As we work to grow communities through local markets, we come to love the people and the communities themselves. So, with the Barrio Fund, we've created a way to strengthen these communities, or barrios. 5% of all sales will go back to the communities through the Chaka Barrio Fund to support projects that improve the lives of our artisans and those around them.
Many of the communities in which we work are in constant need of repairs, improvements, and various resources. The Barrio Fund projects are based on the needs and wants expressed by Chaka artisans, and therefore vary from one community to the next. Through the Barrio Fund, you help bring to life the hopes and dreams of our artisans by funding their project requests.

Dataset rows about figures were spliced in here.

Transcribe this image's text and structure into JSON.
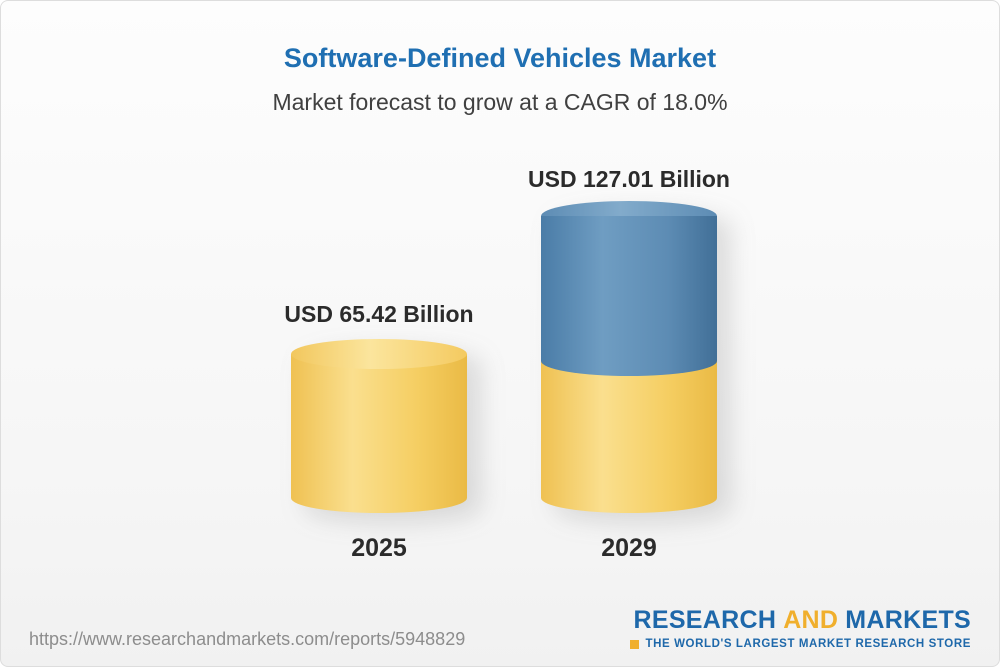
{
  "header": {
    "title": "Software-Defined Vehicles Market",
    "subtitle": "Market forecast to grow at a CAGR of 18.0%"
  },
  "chart_data": {
    "type": "bar",
    "categories": [
      "2025",
      "2029"
    ],
    "values": [
      65.42,
      127.01
    ],
    "value_labels": [
      "USD 65.42 Billion",
      "USD 127.01 Billion"
    ],
    "unit": "USD Billion",
    "title": "Software-Defined Vehicles Market",
    "subtitle": "Market forecast to grow at a CAGR of 18.0%",
    "cagr": "18.0%",
    "legend_position": "none",
    "grid": false,
    "colors": {
      "bar_2025": "#f5ce62",
      "bar_2029_base": "#f5ce62",
      "bar_2029_top": "#5d8cb4",
      "title_blue": "#1f6fb2",
      "logo_blue": "#1e68aa",
      "logo_gold": "#f0af2d"
    }
  },
  "footer": {
    "url": "https://www.researchandmarkets.com/reports/5948829",
    "logo": {
      "research": "RESEARCH",
      "and": "AND",
      "markets": "MARKETS",
      "tagline": "THE WORLD'S LARGEST MARKET RESEARCH STORE"
    }
  }
}
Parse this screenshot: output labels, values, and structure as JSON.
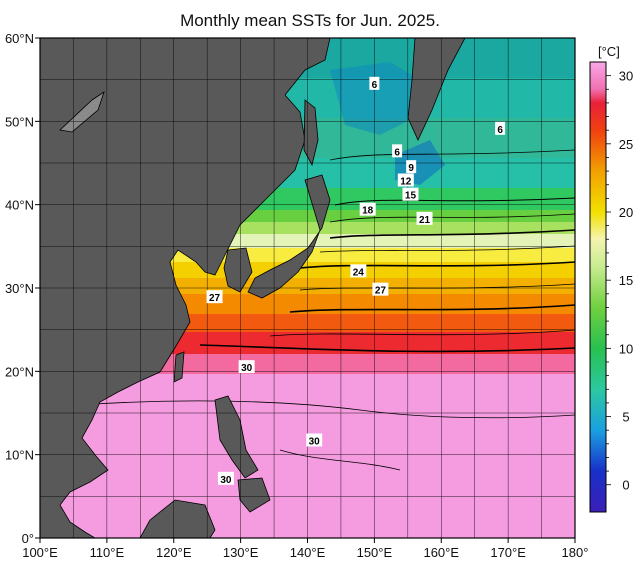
{
  "title": "Monthly mean SSTs for Jun. 2025.",
  "map": {
    "lon_range": [
      100,
      180
    ],
    "lat_range": [
      0,
      60
    ],
    "lon_ticks": [
      {
        "v": 100,
        "label": "100°E"
      },
      {
        "v": 110,
        "label": "110°E"
      },
      {
        "v": 120,
        "label": "120°E"
      },
      {
        "v": 130,
        "label": "130°E"
      },
      {
        "v": 140,
        "label": "140°E"
      },
      {
        "v": 150,
        "label": "150°E"
      },
      {
        "v": 160,
        "label": "160°E"
      },
      {
        "v": 170,
        "label": "170°E"
      },
      {
        "v": 180,
        "label": "180°"
      }
    ],
    "lat_ticks": [
      {
        "v": 0,
        "label": "0°"
      },
      {
        "v": 10,
        "label": "10°N"
      },
      {
        "v": 20,
        "label": "20°N"
      },
      {
        "v": 30,
        "label": "30°N"
      },
      {
        "v": 40,
        "label": "40°N"
      },
      {
        "v": 50,
        "label": "50°N"
      },
      {
        "v": 60,
        "label": "60°N"
      }
    ],
    "land_color": "#595959",
    "isotherm_labels": [
      {
        "text": "6",
        "lon": 150.0,
        "lat": 54.5
      },
      {
        "text": "6",
        "lon": 168.8,
        "lat": 49.1
      },
      {
        "text": "6",
        "lon": 153.4,
        "lat": 46.4
      },
      {
        "text": "9",
        "lon": 155.5,
        "lat": 44.5
      },
      {
        "text": "12",
        "lon": 154.7,
        "lat": 42.9
      },
      {
        "text": "15",
        "lon": 155.4,
        "lat": 41.2
      },
      {
        "text": "18",
        "lon": 149.0,
        "lat": 39.4
      },
      {
        "text": "21",
        "lon": 157.5,
        "lat": 38.3
      },
      {
        "text": "24",
        "lon": 147.6,
        "lat": 32.0
      },
      {
        "text": "27",
        "lon": 150.9,
        "lat": 29.8
      },
      {
        "text": "27",
        "lon": 126.1,
        "lat": 28.9
      },
      {
        "text": "30",
        "lon": 130.9,
        "lat": 20.5
      },
      {
        "text": "30",
        "lon": 141.0,
        "lat": 11.7
      },
      {
        "text": "30",
        "lon": 127.8,
        "lat": 7.1
      }
    ]
  },
  "colorbar": {
    "unit": "[°C]",
    "range": [
      -2,
      31
    ],
    "ticks": [
      {
        "v": 0,
        "label": "0"
      },
      {
        "v": 5,
        "label": "5"
      },
      {
        "v": 10,
        "label": "10"
      },
      {
        "v": 15,
        "label": "15"
      },
      {
        "v": 20,
        "label": "20"
      },
      {
        "v": 25,
        "label": "25"
      },
      {
        "v": 30,
        "label": "30"
      }
    ],
    "colors": [
      {
        "v": -2,
        "c": "#3a1fb8"
      },
      {
        "v": 1,
        "c": "#1830c8"
      },
      {
        "v": 4,
        "c": "#1aa0e0"
      },
      {
        "v": 7,
        "c": "#2cc8a0"
      },
      {
        "v": 10,
        "c": "#28c050"
      },
      {
        "v": 13,
        "c": "#70d040"
      },
      {
        "v": 16,
        "c": "#c8ec90"
      },
      {
        "v": 18,
        "c": "#f4f4b0"
      },
      {
        "v": 20,
        "c": "#f2e000"
      },
      {
        "v": 23,
        "c": "#f2a000"
      },
      {
        "v": 26,
        "c": "#f04010"
      },
      {
        "v": 28,
        "c": "#e8203a"
      },
      {
        "v": 29,
        "c": "#f070b0"
      },
      {
        "v": 31,
        "c": "#f8a8e8"
      }
    ]
  }
}
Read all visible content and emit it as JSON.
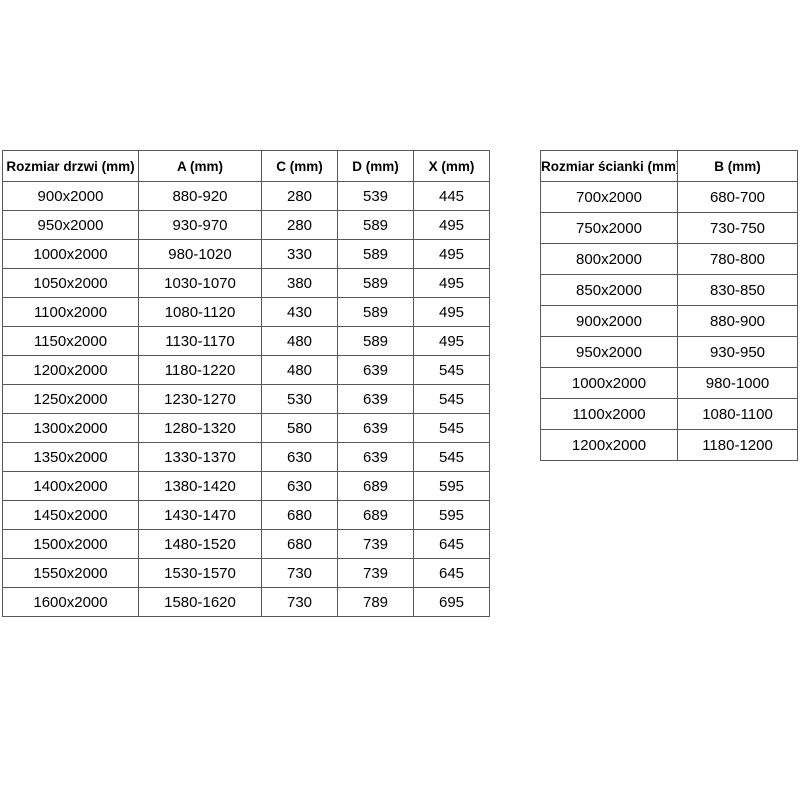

During the check out process, we invite you to be a part of the Barrio Fund community projects! Just choose which of the featured projects you'd like to support with 5% of your purchase, and watch the funding progress grow! When a project has been been fully funded and carried out, we will send you pictures and stories about the implementation process of the project you helped to make possible!
Thanks for supporting Barrio Fund projects in communities in need by shopping with Chaka MarketBridge!
- Community Baseball Uniforms
- San Juan de Oriente
- KUERO Computer Lab (Phase 1)
Pliers for Nica Hope
Pliers in Nicaragua are prohibitively expensive. And jewelry making requires three specialized types of pliers (at a minimum): Round nose, needle nose & wire cutters. Where you can pick up a pair of each of these for $3-5 at Home Depot in the U.S., the same pair of pliers costs $20-25 in Nicaragua; $20-25 that the Nica Hope jewelers don’t have up front.
In May, the Barrio Fund bought 20 sets of these pliers, and took them to Acahualinca, where the Fabretto Nica Hope center is leasing the pliers to graduated student jewelers. These young artisans are now able to get the equipment that they need to get started making jewelry on their own; they are now their own small business owners, on their way to fledgling micro-enterprises.
We pay our artisans the price that they ask for their goods. We do not barter, or bully, them into a lower price. Nor do we pay them a price that is above what they determine to be fair in their community. This is very important to us, on both sides.